Autophagy is the cellular process leading to self-degradation that regulates stability in the body environment by eliminating damaged cellular components, such as mitochondria (5,6). Increased autophagy causes cell death via self-digestion, and degrades cellular organelles and proteins (7). The ischemia-induced activation of autophagy leads to neuronal damage in brain tissues (8,9). This suggests that autophagy may have a vital role in inducing neuronal damage to the central nervous system in patients with ischemia. Mammalian target of rapamycin (mTOR) serves a leading role in the regulation of cellular growth, survival, protein translation and autophagy (10). A variety of autophagic cellular processes are controlled by phosphorylated (p)-mTOR/mTOR signaling pathways (11). Microtubule-associated protein light chain 3 (LC3) II is an autophagy-related factor, which has been widely studied as an autophagic protein (12). LC3II serves an important role in the development of autophagosomes and their maturation, and is therefore used for monitoring the autophagic activity in cells (12).

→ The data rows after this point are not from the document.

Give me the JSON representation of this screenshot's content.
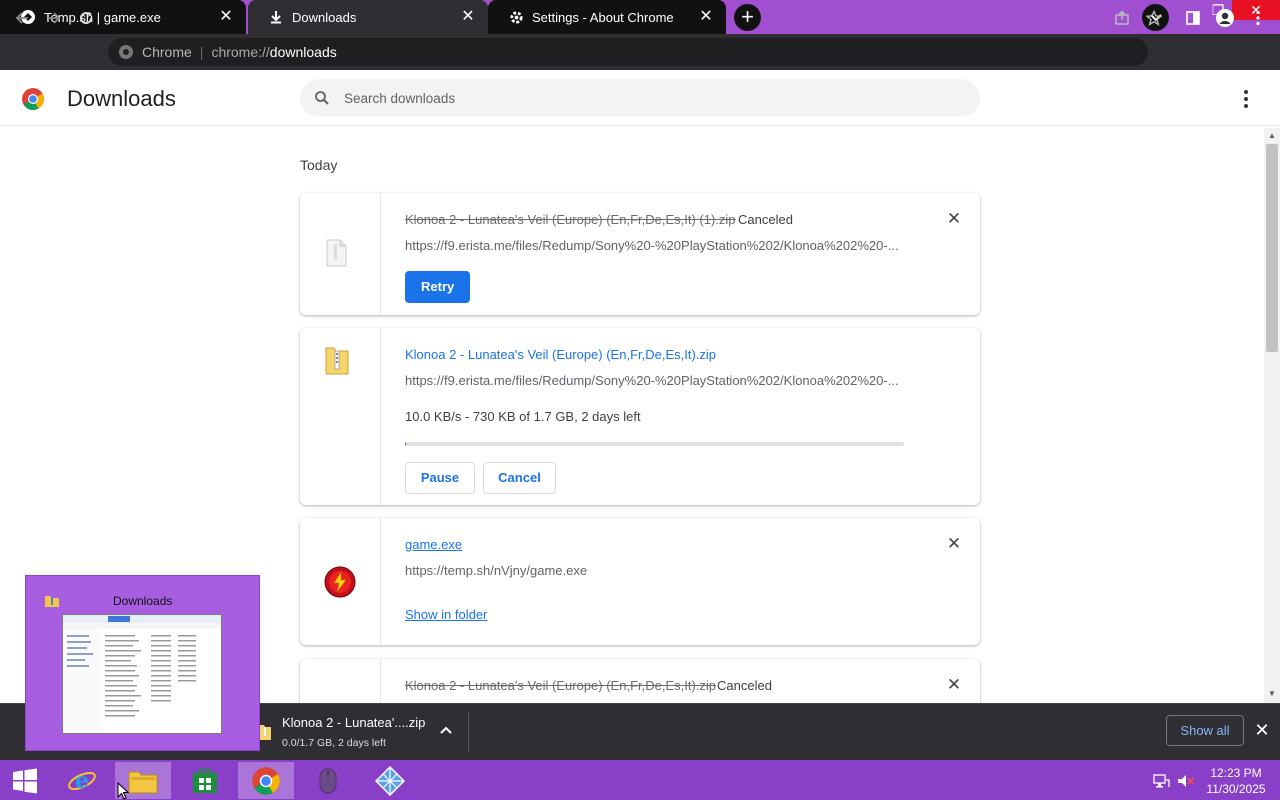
{
  "tabs": [
    {
      "label": "Temp.sh | game.exe",
      "icon": "temp-sh-icon"
    },
    {
      "label": "Downloads",
      "icon": "download-icon"
    },
    {
      "label": "Settings - About Chrome",
      "icon": "gear-icon"
    }
  ],
  "omnibox": {
    "site_label": "Chrome",
    "url_host": "chrome://",
    "url_path": "downloads"
  },
  "page": {
    "title": "Downloads"
  },
  "search": {
    "placeholder": "Search downloads"
  },
  "section_today": "Today",
  "downloads": [
    {
      "filename": "Klonoa 2 - Lunatea's Veil (Europe) (En,Fr,De,Es,It) (1).zip",
      "status": "Canceled",
      "url": "https://f9.erista.me/files/Redump/Sony%20-%20PlayStation%202/Klonoa%202%20-...",
      "action": "Retry"
    },
    {
      "filename": "Klonoa 2 - Lunatea's Veil (Europe) (En,Fr,De,Es,It).zip",
      "url": "https://f9.erista.me/files/Redump/Sony%20-%20PlayStation%202/Klonoa%202%20-...",
      "progress_text": "10.0 KB/s - 730 KB of 1.7 GB, 2 days left",
      "progress_fraction": 0.0004,
      "pause_label": "Pause",
      "cancel_label": "Cancel"
    },
    {
      "filename": "game.exe",
      "url": "https://temp.sh/nVjny/game.exe",
      "action": "Show in folder"
    },
    {
      "filename": "Klonoa 2 - Lunatea's Veil (Europe) (En,Fr,De,Es,It).zip",
      "status": "Canceled"
    }
  ],
  "shelf": {
    "item_name": "Klonoa 2 - Lunatea'....zip",
    "item_status": "0.0/1.7 GB, 2 days left",
    "show_all": "Show all"
  },
  "thumbnail": {
    "title": "Downloads"
  },
  "clock": {
    "time": "12:23 PM",
    "date": "11/30/2025"
  },
  "colors": {
    "accent": "#1a73e8",
    "titlebar": "#a04fd0",
    "taskbar": "#8a3fc9"
  }
}
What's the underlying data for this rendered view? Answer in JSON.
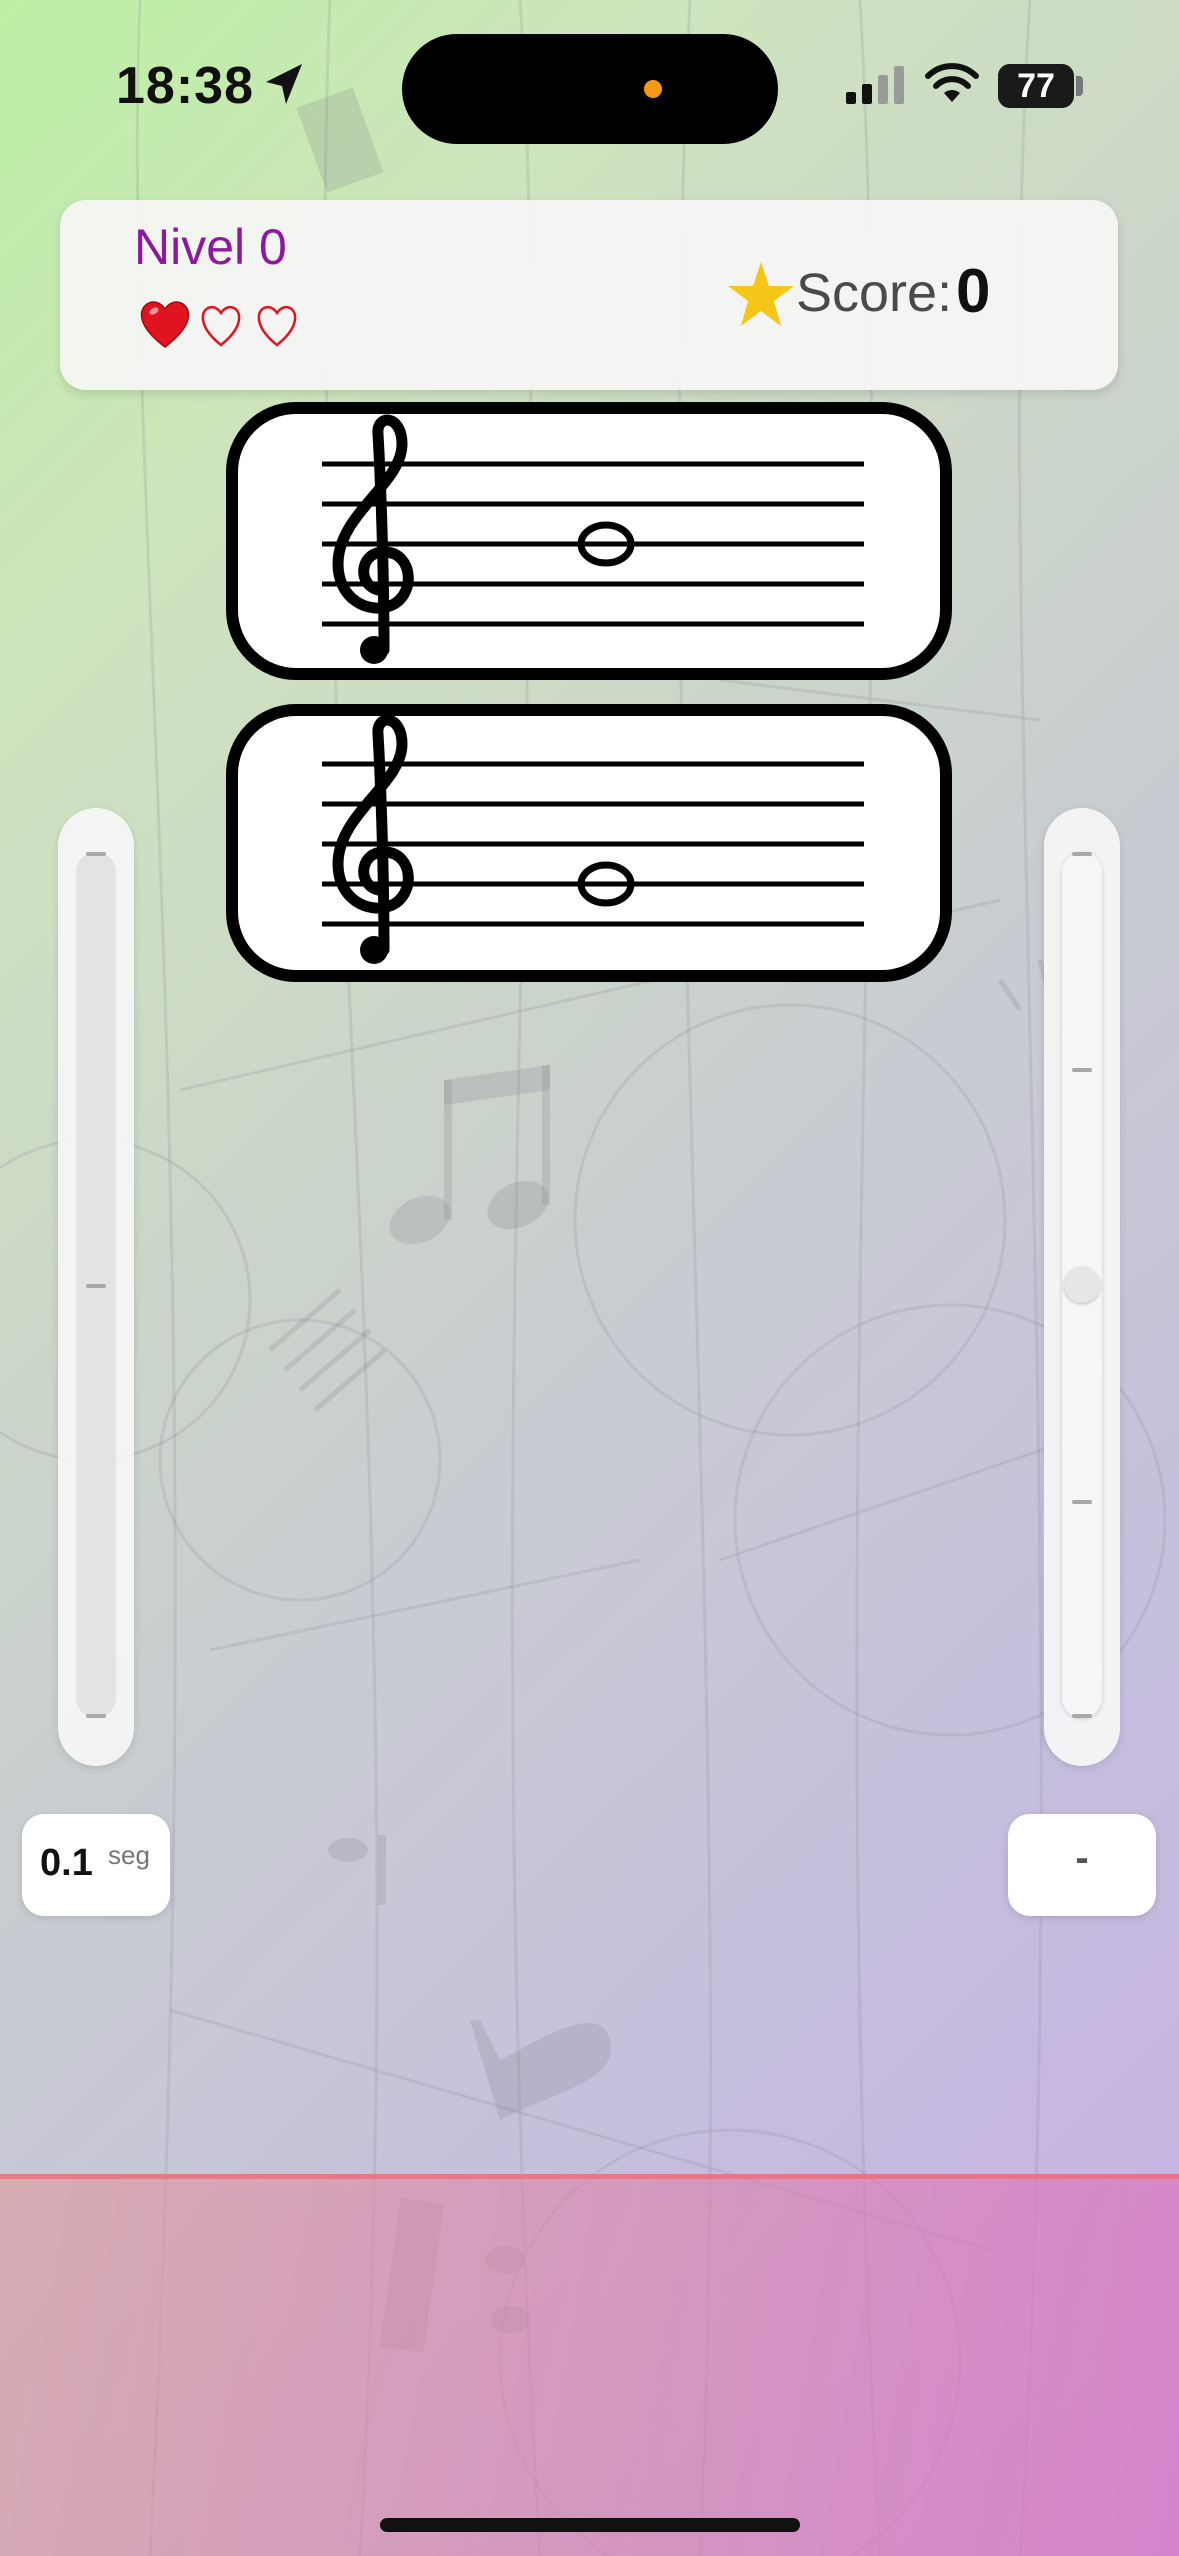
{
  "status_bar": {
    "time": "18:38",
    "battery": "77",
    "battery_fraction": 0.77
  },
  "header": {
    "level_label": "Nivel 0",
    "lives_total": 3,
    "lives_filled": 1,
    "filled_heart": "♥",
    "empty_heart": "♡",
    "score_label": "Score:",
    "score_value": "0"
  },
  "staffs": [
    {
      "clef": "treble-clef",
      "note": "whole-note",
      "note_position": "third-line"
    },
    {
      "clef": "treble-clef",
      "note": "whole-note",
      "note_position": "fourth-line"
    }
  ],
  "left_slider": {
    "value_number": "0.1",
    "value_unit": "seg"
  },
  "right_slider": {
    "value_text": "-",
    "level": 0.5
  },
  "colors": {
    "level_text": "#8b1a9e",
    "heart": "#e0141e",
    "star": "#f5c518",
    "divider": "#e86e78"
  }
}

Naturally obtained compounds from diverse sources have demonstrated potential pharmacological activities in multiple diseases. Asiaticoside is a saponin compound with a monomeric structure that is obtained from the medicinal plant Centella asiatica. Pharmacological screening has identified various properties of asiaticoside, including hepatoprotective (13), antioxidant (14), neuroprotective (15) and anti-inflammatory (16) activities. In addition, numerous saponins have been shown to possess a diverse range of pharmacological activities; notably, some saponins are in the clinical trials stage and a few have been approved as therapeutic drugs by the Food and Drug Administration (14,16). Additionally, saponins exhibit their activity through multiple pathways in different types of diseases/disorders. The present study evaluated the potential role or asiaticoside (Fig. 1) in the treatment of a rat model of VD and its inhibitory effects on autophagy in hippocampal tissues.

Figure 1. Chemical structure of asiaticoside.

Materials and methods

Animals and grouping

A total of 50 male Sprague-Dawley rats (age, 8 weeks; weight, 240–270 g) were obtained from the Animal Center, Shenyang Medical University. The rats were individually maintained in sterile cages in an animal center under ~55% humidity and at 23±2°C, and were exposed to 12-h light/dark cycles. All rats were allowed free access to water and a laboratory rodent diet. The experimental procedures involving rats were conducted in accordance with the guidelines of the Care and Use of Laboratory Animals Committee China Medical University (15). The present study was approved by the Animal Ethics Committee, Dongying District People's Hospital (Dongying, China; approval. no. DSH/2017/067). The rats were separated into five groups (n=10/group): Sham group, VD group, VD + asiaticoside group, rapamycin group and rapamycin + asiaticoside group. The rats in all groups, with the exception of the sham group, were subjected to bilateral occlusion of carotid arteries (17). Chloral hydrate (10%; 300 mg/kg) anesthesia was intraperitoneally administered to the rats, after which they were fixed supine on hot pads and a ventral midline incision was made to the neck. No signs of peritonitis were observed in the rats following anesthesia with 10% chloral hydrate. Muscles on either side of the trachea were incised carefully to expose the carotid arteries. Subsequently, double ligation was performed for permanent occlusion of the arteries. The same procedure without vessel ligation was repeated in the sham group. The rapamycin and rapamycin + asiaticoside groups were injected with rapamycin (50 µl) 1 day before surgery directly into the ventricle using a catheter. Asiaticoside dissolved in physiological saline at 5 mg/kg body weight was given to treatment groups via the intragastric route as a single dose after surgery.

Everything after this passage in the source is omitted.